Jatna Supriatna, Peneliti yang Gemar Bertualang di Hutan

Reading time: 5 menit
Jatna Supriatna. Foto: greeners.co/Danny Kosasih

Jatna Supriatna. Foto: greeners.co/Danny Kosasih

Ular dan Primata

Bekerja sebagai peneliti yang meneliti di alam liar membuat Jatna telah melihat berbagai macam satwa liar. Pengalamannya bertemu berbagai hewan liar pun menimbulkan ketertarikannya terhadap beberapa satwa, salah satunya adalah hewan primata.

Menurut Jatna, hewan primata memiliki kecerdasan yang menonjol. Berdasarkan penelitian yang ia lakukan, primata memiliki kemampuan adaptasi dan belajar kualitas super yang tidak dimiliki hewan lainnya.

“Kita belajar banyak dari mereka. (Primata) hewan yang cerdas dan mereka bisa berkomunikasi di antara mereka, bisa belajar sendiri,” jelasnya.

Selain hewan primata, ular juga merupakan hewan yang dikagumi oleh Jatna. Rasa penasaran Jatna terhadap ular terjawab ketika ia bekerja di Museum Zoologi Bogor. Salah seorang rekannya yang juga peneliti ternyata sangat memahami serta mengerti sifat dan perilaku ular. Ia pun berlatih kepada rekannya untuk mempelajari karakteristik dan perilaku ular.

“Ular itu gentle, dia tidak akan mematuk kalau tidak diprovokasi. Makanya kita jangan provokasi, kalau mau pegang ekornya,” ujar pria penemu spesies katak bertaring ini.

Jatna mengaku tidak mudah untuk memahami ular. Ia pun kerap digigit ular selama mempelajari hewan tersebut. Namun, ia mengatakan bahwa hal itu tidak membuatnya takut dan kapok.

Kekaguman Jatna terhadap ular maupun hewan primata telah ia tumpahkan dalam buku, yaitu “Ular-Ular Berbisa di Indonesia” dan “Panduan Lapangan Primata Indonesia”. Buku “Ular-Ular Berbisa di Indonesia” sendiri merupakan buku perdana yang ditulis oleh Jatna. Sampai saat ini Jatna telah menulis sepuluh buku mengenai keaneka ragaman hayati dan lingkungan di Indonesia, termasuk kedua buku di atas.

Sering bertemu hewan liar saat melakukan penelitian, tidak membuat Jatna berniat untuk menjadikan hewan tersebut sebagai “oleh-oleh” untuk dibawa ke rumahnya. Baginya, memelihara hewan liar tidak jauh beda dengan memenjarakan mereka.

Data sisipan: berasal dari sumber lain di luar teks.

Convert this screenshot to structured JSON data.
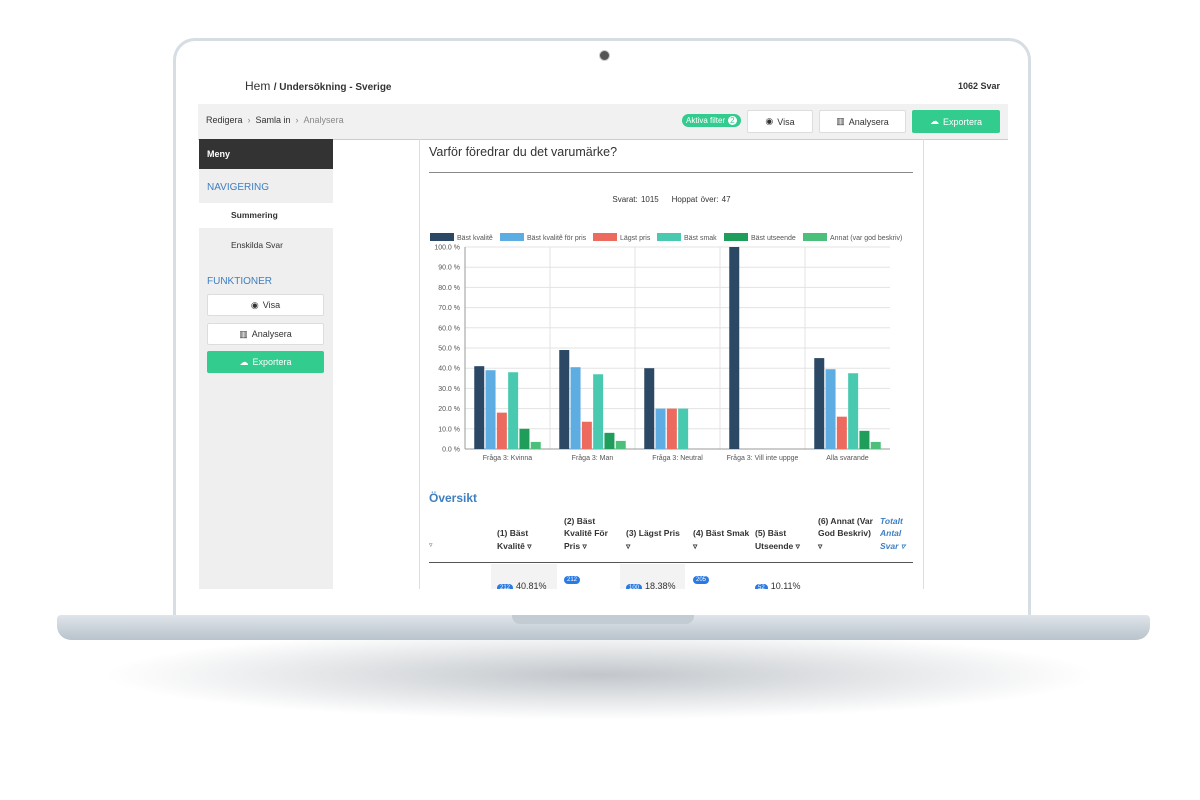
{
  "header": {
    "home": "Hem",
    "breadcrumb": "/ Undersökning - Sverige",
    "responses": "1062 Svar"
  },
  "toolbar": {
    "steps": [
      "Redigera",
      "Samla in",
      "Analysera"
    ],
    "filter": "Aktiva filter",
    "filter_count": "2",
    "buttons": [
      "Visa",
      "Analysera",
      "Exportera"
    ]
  },
  "sidebar": {
    "menu": "Meny",
    "nav_heading": "NAVIGERING",
    "nav_items": [
      "Summering",
      "Enskilda Svar"
    ],
    "func_heading": "FUNKTIONER",
    "func_buttons": [
      "Visa",
      "Analysera",
      "Exportera"
    ]
  },
  "question": {
    "title": "Varför föredrar du det varumärke?",
    "answered": "Svarat: 1015",
    "skipped": "Hoppat över: 47"
  },
  "chart_data": {
    "type": "bar",
    "categories": [
      "Fråga 3: Kvinna",
      "Fråga 3: Man",
      "Fråga 3: Neutral",
      "Fråga 3: Vill inte uppge",
      "Alla svarande"
    ],
    "series": [
      {
        "name": "Bäst kvalitê",
        "color": "#2b4865",
        "values": [
          41,
          49,
          40,
          100,
          45
        ]
      },
      {
        "name": "Bäst kvalitê för pris",
        "color": "#5dade2",
        "values": [
          39,
          40.5,
          20,
          0,
          39.5
        ]
      },
      {
        "name": "Lägst pris",
        "color": "#ec6b5e",
        "values": [
          18,
          13.5,
          20,
          0,
          16
        ]
      },
      {
        "name": "Bäst smak",
        "color": "#48c9b0",
        "values": [
          38,
          37,
          20,
          0,
          37.5
        ]
      },
      {
        "name": "Bäst utseende",
        "color": "#1e9e5a",
        "values": [
          10,
          8,
          0,
          0,
          9
        ]
      },
      {
        "name": "Annat (var god beskriv)",
        "color": "#4cc07a",
        "values": [
          3.5,
          4,
          0,
          0,
          3.5
        ]
      }
    ],
    "ylim": [
      0,
      100
    ],
    "yticks": [
      {
        "value": 0,
        "label": "0.0 %"
      },
      {
        "value": 10,
        "label": "10.0 %"
      },
      {
        "value": 20,
        "label": "20.0 %"
      },
      {
        "value": 30,
        "label": "30.0 %"
      },
      {
        "value": 40,
        "label": "40.0 %"
      },
      {
        "value": 50,
        "label": "50.0 %"
      },
      {
        "value": 60,
        "label": "60.0 %"
      },
      {
        "value": 70,
        "label": "70.0 %"
      },
      {
        "value": 80,
        "label": "80.0 %"
      },
      {
        "value": 90,
        "label": "90.0 %"
      },
      {
        "value": 100,
        "label": "100.0 %"
      }
    ],
    "grid": true
  },
  "overview": {
    "title": "Översikt",
    "columns": [
      "(1) Bäst Kvalitê",
      "(2) Bäst Kvalitê För Pris",
      "(3) Lägst Pris",
      "(4) Bäst Smak",
      "(5) Bäst Utseende",
      "(6) Annat (Var God Beskriv)",
      "Totalt Antal Svar"
    ],
    "row": [
      {
        "count": "212",
        "percent": "40.81%"
      },
      {
        "count": "212"
      },
      {
        "count": "100",
        "percent": "18.38%"
      },
      {
        "count": "205"
      },
      {
        "count": "52",
        "percent": "10.11%"
      }
    ]
  }
}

“Jangan pelihara. Kalau saya pikir itu (memelihara hewan liar) kan sama seperti kita yang dipenjara, kebebasannya diambil dan sebagainya,” tegasnya.

Selain kebebasan yang dirampas, pemeliharaan satwa liar pun diyakininya akan merusak ekosistem dan alam. Ia pun menyebut fenomena memelihara satwa liar sebagai tragedy of common. Istilah ini dipakai Jatna untuk menggambarkan bagaimana manusia di luar kesadaran mereka secara perlahan merusak rantai makanan dan ekosistem alam.

Jatna pun secara tegas menolak adanya perdagangan dan pemeliharaan satwa liar. Baginya, tidak ada satu alasan pun yang membenarkan adanya perdagangan satwa liar yang berujung pada pemeliharaan satwa liar oleh masyarakat.

“Itu yang membuat saya berpikir jangan coba-coba untuk pelihara kecuali Anda mau memperbaiki, mau merestorasi atau mau melepas hewan tersebut ke alamnya,”pungkasnya.